The disease, which attacks some of the most iconic coral species, like brain coral, is a major cause for alarm for reef scientists. Here’s what you need to know.
What is stony coral disease?
“This disease is particularly worrisome because it’s widespread and it progresses rapidly,” says Porter. Among the reasons to worry is that the disease seems to be borne from coral to coral in the water, says Erin Muller, Program Manager and Science Director at the Elizabeth Moore International Center for Coral Reef Research and Restoration at the Mote Marine Laboratory. That means it spreads fast and can potentially spread far.
The exact cause of the disease isn’t yet known, though Muller and other scientists believe it’s bacterial. “That’s true of most coral diseases,” Porter says. Of the 25 known coral diseases, he says the causative agent is known for only five. A treatment only exists for one of these, Black Band Disease, which can be treated by scraping infected “bands” off the living coral.
For stony coral tissue loss disease, “we don’t have a primary pathogen that we can pinpoint,” says Muller. To establish a causative relationship between a bacteria and an illness, infection has to be replicated in a laboratory environment, she says, in a specific series of steps. That can be next-to-impossible with marine diseases. And coral and other organisms that are sick can often be sick for more than one reason, since a lowered immune system makes all animals vulnerable to opportunistic bugs.
What happened in Florida?
In Florida, stony coral tissue loss disease has infected nearly half of the coral species up and down much of the coast. It is expected to result in some corals becoming locally extinct.
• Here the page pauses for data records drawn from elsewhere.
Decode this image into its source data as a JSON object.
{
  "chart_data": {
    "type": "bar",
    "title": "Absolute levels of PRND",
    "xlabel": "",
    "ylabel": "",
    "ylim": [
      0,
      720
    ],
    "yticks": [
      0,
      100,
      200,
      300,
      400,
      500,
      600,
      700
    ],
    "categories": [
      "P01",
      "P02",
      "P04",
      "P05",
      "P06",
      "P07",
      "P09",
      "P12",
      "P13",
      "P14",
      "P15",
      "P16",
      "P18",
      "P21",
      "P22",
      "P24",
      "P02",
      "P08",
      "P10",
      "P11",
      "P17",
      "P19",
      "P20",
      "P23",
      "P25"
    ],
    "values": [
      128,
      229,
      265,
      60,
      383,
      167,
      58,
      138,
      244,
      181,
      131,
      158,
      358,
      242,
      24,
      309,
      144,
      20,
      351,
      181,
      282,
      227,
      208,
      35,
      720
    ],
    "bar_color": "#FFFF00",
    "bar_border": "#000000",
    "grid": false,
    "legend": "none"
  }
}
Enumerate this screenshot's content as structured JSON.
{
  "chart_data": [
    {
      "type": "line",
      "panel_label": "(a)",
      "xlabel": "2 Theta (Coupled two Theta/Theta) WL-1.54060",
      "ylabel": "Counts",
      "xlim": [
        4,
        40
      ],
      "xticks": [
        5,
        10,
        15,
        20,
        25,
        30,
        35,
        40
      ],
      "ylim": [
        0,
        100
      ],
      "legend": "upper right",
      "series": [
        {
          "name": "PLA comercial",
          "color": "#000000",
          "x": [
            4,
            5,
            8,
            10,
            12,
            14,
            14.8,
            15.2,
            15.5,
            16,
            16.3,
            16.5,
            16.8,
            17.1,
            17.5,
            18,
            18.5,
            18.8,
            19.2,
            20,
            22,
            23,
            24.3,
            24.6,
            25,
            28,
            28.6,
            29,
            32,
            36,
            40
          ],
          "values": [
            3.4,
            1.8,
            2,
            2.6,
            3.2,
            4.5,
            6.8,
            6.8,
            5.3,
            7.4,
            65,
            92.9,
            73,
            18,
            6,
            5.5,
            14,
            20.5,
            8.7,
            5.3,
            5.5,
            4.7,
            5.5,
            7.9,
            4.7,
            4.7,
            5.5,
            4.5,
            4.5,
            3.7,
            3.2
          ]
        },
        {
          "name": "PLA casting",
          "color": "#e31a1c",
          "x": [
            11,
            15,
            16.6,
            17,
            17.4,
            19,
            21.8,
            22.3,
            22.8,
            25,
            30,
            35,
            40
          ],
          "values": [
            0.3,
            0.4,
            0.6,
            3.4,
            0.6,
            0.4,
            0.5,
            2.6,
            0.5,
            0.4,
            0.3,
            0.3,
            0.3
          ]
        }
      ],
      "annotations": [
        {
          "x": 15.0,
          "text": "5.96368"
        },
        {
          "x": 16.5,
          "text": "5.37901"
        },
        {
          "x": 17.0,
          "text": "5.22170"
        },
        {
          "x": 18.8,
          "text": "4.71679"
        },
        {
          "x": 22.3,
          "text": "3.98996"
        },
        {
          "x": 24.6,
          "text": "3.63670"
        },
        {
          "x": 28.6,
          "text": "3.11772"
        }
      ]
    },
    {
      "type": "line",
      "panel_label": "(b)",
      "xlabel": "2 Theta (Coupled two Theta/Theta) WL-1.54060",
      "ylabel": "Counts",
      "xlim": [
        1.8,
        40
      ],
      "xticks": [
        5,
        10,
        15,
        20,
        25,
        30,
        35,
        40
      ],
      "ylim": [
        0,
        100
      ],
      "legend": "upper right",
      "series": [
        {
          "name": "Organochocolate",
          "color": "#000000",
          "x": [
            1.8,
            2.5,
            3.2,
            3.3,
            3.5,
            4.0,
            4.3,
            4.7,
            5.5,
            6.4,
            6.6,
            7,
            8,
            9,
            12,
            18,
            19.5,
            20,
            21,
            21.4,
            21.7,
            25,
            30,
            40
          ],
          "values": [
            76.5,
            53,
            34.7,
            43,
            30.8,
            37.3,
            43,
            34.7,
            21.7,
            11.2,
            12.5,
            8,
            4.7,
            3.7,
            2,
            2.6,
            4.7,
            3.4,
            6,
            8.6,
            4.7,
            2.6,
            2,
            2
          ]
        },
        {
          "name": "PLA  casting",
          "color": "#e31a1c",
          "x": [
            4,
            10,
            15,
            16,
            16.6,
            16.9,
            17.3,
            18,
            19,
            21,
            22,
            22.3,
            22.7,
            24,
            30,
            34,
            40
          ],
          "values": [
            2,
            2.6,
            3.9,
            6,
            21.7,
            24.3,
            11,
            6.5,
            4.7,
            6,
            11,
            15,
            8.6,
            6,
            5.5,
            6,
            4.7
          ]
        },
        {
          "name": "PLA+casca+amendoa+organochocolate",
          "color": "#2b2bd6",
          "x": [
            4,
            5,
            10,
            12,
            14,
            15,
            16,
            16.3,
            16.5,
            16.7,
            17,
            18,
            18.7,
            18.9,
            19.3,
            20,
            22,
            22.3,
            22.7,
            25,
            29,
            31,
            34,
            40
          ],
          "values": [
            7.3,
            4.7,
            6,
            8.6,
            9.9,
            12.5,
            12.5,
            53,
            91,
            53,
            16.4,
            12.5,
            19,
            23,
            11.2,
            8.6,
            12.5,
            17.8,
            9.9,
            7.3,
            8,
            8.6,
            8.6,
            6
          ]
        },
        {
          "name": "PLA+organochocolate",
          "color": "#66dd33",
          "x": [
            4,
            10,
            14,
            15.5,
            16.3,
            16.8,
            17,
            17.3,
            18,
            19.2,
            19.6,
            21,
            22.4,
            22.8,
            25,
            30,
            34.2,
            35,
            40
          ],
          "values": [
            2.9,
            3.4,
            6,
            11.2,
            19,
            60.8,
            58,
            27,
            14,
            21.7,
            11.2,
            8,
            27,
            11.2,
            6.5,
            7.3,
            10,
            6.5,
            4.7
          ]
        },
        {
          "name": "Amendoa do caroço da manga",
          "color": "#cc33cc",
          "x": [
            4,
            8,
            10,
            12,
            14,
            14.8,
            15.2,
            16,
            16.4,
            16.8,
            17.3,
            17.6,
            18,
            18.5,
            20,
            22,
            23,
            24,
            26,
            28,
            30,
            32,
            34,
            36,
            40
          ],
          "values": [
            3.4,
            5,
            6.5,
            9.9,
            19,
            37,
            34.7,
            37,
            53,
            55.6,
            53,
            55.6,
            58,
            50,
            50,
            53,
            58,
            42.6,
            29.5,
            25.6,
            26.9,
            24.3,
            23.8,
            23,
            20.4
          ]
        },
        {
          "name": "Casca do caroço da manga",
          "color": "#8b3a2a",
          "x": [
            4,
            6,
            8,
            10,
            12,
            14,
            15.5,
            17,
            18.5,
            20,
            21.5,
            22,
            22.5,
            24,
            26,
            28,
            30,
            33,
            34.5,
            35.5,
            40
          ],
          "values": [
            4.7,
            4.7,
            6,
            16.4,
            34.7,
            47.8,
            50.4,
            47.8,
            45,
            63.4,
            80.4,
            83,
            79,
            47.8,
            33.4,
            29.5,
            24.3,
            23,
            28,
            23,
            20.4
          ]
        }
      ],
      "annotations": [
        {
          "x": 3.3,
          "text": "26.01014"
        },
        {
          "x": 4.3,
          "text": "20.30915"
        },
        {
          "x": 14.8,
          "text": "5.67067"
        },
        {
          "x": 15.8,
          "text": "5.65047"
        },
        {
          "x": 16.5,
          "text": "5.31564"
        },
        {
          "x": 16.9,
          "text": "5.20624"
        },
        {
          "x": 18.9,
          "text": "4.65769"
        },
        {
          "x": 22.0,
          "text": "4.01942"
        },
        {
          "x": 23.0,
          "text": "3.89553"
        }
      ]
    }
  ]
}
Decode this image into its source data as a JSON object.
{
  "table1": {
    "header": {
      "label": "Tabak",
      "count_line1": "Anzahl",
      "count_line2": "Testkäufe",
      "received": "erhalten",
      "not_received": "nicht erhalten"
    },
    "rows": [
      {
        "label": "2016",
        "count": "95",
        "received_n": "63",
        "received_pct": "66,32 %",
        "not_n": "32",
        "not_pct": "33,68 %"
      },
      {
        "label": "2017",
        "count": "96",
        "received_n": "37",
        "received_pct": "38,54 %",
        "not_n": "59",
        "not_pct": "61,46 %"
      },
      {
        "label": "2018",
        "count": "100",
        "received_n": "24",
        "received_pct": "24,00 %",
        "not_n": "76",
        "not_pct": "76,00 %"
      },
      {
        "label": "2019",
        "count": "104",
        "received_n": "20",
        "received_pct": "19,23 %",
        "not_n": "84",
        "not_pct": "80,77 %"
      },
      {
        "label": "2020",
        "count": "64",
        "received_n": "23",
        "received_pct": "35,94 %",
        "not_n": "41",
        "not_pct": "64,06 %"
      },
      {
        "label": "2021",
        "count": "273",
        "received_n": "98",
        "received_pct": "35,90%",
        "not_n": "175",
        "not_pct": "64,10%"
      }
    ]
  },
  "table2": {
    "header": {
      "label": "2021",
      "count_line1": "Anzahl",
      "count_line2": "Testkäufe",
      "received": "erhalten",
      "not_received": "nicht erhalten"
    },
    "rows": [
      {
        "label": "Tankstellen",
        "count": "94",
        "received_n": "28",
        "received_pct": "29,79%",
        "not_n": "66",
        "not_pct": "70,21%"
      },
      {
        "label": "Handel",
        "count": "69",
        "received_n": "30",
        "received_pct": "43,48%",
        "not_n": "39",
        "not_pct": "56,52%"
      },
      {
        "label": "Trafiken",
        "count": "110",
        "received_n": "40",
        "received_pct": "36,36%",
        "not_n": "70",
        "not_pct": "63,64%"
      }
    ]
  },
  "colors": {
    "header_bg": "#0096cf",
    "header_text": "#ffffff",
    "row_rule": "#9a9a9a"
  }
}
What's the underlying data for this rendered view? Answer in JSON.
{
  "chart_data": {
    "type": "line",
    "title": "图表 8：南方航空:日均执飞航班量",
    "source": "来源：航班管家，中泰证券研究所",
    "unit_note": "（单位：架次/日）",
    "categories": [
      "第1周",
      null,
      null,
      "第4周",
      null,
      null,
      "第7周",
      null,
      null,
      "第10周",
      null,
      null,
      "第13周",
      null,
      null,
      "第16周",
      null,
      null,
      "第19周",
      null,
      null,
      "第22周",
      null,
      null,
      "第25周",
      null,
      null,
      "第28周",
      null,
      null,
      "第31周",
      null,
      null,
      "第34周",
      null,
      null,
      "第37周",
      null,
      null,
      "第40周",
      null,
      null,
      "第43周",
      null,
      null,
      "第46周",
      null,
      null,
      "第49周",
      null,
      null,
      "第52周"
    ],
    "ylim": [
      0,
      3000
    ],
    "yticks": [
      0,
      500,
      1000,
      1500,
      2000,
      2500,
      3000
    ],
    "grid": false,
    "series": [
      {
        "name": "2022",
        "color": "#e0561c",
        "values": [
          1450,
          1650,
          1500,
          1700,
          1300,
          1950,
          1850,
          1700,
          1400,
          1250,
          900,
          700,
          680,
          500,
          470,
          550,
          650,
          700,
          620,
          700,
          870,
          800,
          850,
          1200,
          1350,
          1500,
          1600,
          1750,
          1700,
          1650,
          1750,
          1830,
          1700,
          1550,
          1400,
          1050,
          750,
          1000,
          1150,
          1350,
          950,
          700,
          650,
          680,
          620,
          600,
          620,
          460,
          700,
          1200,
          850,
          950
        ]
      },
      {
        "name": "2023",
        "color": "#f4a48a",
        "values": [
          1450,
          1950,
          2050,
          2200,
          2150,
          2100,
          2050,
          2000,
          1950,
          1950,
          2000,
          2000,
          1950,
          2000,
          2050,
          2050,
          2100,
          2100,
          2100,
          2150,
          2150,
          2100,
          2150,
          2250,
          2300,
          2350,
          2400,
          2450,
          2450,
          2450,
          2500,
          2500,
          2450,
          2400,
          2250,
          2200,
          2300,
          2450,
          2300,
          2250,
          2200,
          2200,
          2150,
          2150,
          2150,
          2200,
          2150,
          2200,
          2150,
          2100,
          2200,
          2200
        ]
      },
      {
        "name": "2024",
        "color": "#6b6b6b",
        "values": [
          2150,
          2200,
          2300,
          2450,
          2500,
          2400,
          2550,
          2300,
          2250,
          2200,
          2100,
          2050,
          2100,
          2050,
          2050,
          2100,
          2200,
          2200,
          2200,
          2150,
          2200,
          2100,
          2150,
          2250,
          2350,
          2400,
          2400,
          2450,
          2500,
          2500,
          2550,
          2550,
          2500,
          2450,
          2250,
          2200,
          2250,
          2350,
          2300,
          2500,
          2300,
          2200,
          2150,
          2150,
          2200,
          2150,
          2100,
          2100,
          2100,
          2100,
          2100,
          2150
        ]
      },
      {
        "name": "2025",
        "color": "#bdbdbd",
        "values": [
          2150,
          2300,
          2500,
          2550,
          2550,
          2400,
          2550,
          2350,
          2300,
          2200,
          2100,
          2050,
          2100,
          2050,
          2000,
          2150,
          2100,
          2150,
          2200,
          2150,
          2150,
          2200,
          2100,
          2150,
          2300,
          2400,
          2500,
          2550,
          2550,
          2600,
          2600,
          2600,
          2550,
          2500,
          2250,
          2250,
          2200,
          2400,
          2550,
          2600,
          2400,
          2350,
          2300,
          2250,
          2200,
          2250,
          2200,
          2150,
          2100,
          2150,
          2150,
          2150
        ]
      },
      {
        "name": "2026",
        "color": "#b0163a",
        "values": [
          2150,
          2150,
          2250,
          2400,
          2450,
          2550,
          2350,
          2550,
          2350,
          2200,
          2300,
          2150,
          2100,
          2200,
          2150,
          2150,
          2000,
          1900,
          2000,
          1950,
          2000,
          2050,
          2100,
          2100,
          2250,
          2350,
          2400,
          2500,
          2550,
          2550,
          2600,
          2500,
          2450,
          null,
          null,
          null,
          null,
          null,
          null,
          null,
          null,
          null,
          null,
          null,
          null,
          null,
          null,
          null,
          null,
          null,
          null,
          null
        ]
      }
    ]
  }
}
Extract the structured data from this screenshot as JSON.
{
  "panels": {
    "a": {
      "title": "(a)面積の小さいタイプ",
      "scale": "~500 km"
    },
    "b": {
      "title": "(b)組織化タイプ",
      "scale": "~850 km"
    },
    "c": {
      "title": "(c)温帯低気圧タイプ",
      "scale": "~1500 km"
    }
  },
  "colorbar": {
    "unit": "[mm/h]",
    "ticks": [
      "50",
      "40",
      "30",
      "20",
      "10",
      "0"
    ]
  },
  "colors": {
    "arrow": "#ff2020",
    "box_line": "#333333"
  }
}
Normally, coral diseases spread and then peter out within less than a year, Muller says. They can cause lots of devastation in that time, but nothing like what’s happened after five years of continued infection. The disease has an estimated 80 percent mortality rate.
The good news, she says, is that the urgent and rapidly spreading outbreak has seen scientists, state, and federal officials working together. “That communication and being able to move forward in real time is really the only thing we have to fight this disease,” she says. .
What could be happening in the Caribbean?
Because of how little is actually known about stony coral tissue disease, nobody can be sure if that’s exactly what’s happening to Caribbean corals, Muller says. At the moment, what matters most is that there are major disease outbreaks occurring in Caribbean coral that look similiar and require similar attention. “We’ve seen what a disease outbreak like this can do,” she says.
There’s a strong link between the dramatic uptick in coral diseases over the past decade and climate change as well as ocean pollution, according to the National Oceanic and Atmospheric Administration. “These corals are becoming more and more compromised,” Muller says.